• Link Massacre to Beatles Song

Link Massacre to Beatles Song

LOS ANGELES, Jul. 24 – The prosecution said today that Charles M. Manson, inspired by a song by the Beatles, ordered the murders of actress Sharon Tate and six others in order to start a “black-white revolution.”

“He believed the Beatles were speaking to him across the ocean,” Dep. Dist. Atty. Vincent Bugliosi said in his opening argument at the Los Angeles Superior Court murder trial of Manson and three hippie-type girl followers.

The words “helter skelter” and “rise” taken from a song lyric by the British singing group were found scrawled in blood on the walls of the home where a wealthy market owner and his wife were slain, Bugliosi said.

“The words meant the black man was rising up against the white establishment and murdering the entire white race,” Bugliosi said, ”except for Manson and his followers who would go to the desert and live in the bottomless pit…a phrase he found in Revelations 9 of the Bible.”

“The evidence will show,” Bugliosi continued, “that Charles Manson hated black people but also hated whites whom he called pigs.”

Manson and three young women are charged with murder-conspiracy in the killings of Miss Tate and four visitors to her home last Aug. 9, and the so-called “copycat” slayings the next night of Mr. and Mrs. Leno LaBianca their home.

Manson, who entered court with a bloody “X” carved into his forehead, sat solemnly listening to the prosecution’s description of the massacre murders and the charges that he diabolically planned and executed them using the influence he had on his “followers.”

The long-haired leader of what has been described as a nomadic hippie cult later issued a statement through his attorney that he had “Xed myself from the world.” The wound apparently was made by his fingernail.

Bugliosi, in the half-hour opening statement which was interrupted at least a dozen times by objections from Manson’s attorney, claimed that Manson’s motives were many.

“The evidence will show Manson to be a vagrant wanderer, a frustrated singer and guitarist, a pseudo philosopher, but most of…a killer who masqueraded behind the common image of a hippie, that of being peace loving.

“Manson is a megalomaniac who coupled his insatiable thirst for power with an insatiable obsession for violent death.”

Bugliosi, whose family sat in the spectators’ section of the jammed courtroom, claimed Manson was the unquestioned leader and overlord of a nomadic band of vagabonds who called themselves a family.

“It invariably consisted mainly of females,” the prosecutor charged, “and that was by Manson’s design. He felt that to become powerful he needed men, but he couldn’t attract men to his family without there being women to satisfy their every need.

“Manson, in fact, was the dictatorial leader of the family and everyone in the family was slavishly obedient to him. Eventually, at his command, they murdered.”

The prosecutor claimed that the chief prosecution witness will be Linda Kasabian whom he described as “not a hard core member of the family.”

Bugliosi said Mrs.

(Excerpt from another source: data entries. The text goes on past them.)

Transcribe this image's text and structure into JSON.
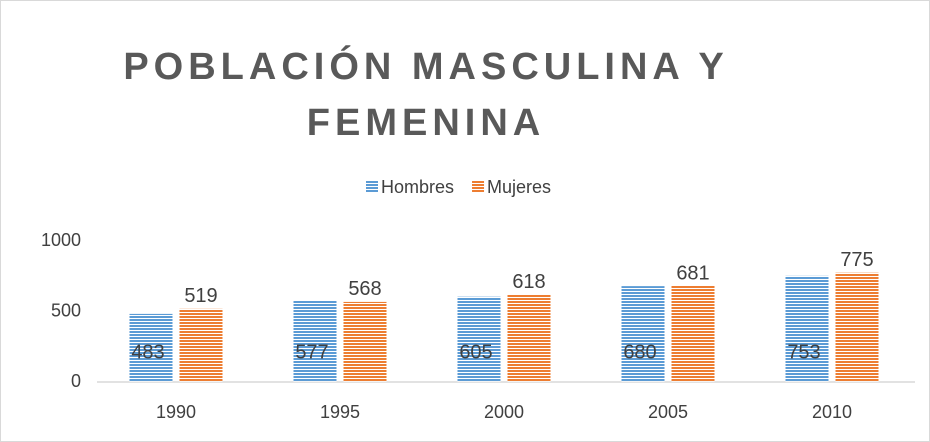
{
  "chart_data": {
    "type": "bar",
    "title": "POBLACIÓN MASCULINA Y FEMENINA",
    "categories": [
      "1990",
      "1995",
      "2000",
      "2005",
      "2010"
    ],
    "series": [
      {
        "name": "Hombres",
        "color": "#5b9bd5",
        "values": [
          483,
          577,
          605,
          680,
          753
        ]
      },
      {
        "name": "Mujeres",
        "color": "#ed7d31",
        "values": [
          519,
          568,
          618,
          681,
          775
        ]
      }
    ],
    "ylim": [
      0,
      1000
    ],
    "yticks": [
      0,
      500,
      1000
    ],
    "grid": false,
    "legend": "top"
  }
}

Kasabian will testify that Manson instructed her to get a knife the evening of the Tate murders and a change of clothing and her driver’s license and go with Charles “Tex” Watson, Susan Atkins and Patricia Krenwinkel and “do everything Tex told her to do.”

“Although she did not enter the Tate residence and did not commit any of the murders she will testify to her observations including being an eyewitness to Steven Parent’s death by Charles Watson in the driveway of the Tate residence, and to the murders of Voityk Frykowski and Abigail Folger by Charles Watson and Patricia Krenwinkel on the lawn of the Tate residence.

“When the group returned to the Spahn Ranch after the five Tate murders, Manson was waiting for them,” Bugliosi said. “Tex Watson reported to Manson what had happened after which Manson asked each of them if they had any remorse for having committed the murders and they all replied that they did not.”

Bugliosi said his witness will testify that Manson said they had been “too messy” the night before and he was going to show them how to do it.

The next evening Manson drove to the Los Feliz home of Leno and Rosemary LaBianca, went inside and tied them up, returned to the car and instructed his followers how to murder them, the prosecutor charged.

The motives, Bugliosi said, were many, and included the fact that Manson wanted to foment a black-white race war in which his family would emerge victorious.

Bugliosi spent little time in his opening statements on the three-girl defendants — the third is Leslie Van Houten — but only claimed they were “willing participants.”

“By their overkill tactics — for instance, Voityk Frykowski was stabbed 51 times, shot twice, hit on the head 13 times, and Rosemary LaBianca was stabbed 41 times – they displayed that murder ran through their blood.”

Manson sat solemnly throughout the emotional opening statements and smiled only briefly at his three co-defendants. He later issued a statement in which he claimed that the establishment had “created the monster.”

“I am not of you, from you, nor do I condone your wars or your unjust attitudes. I stand with my X, with my love, with my God and by myself. I know that I have done and your courtroom is a man’s game, Love is my judge.”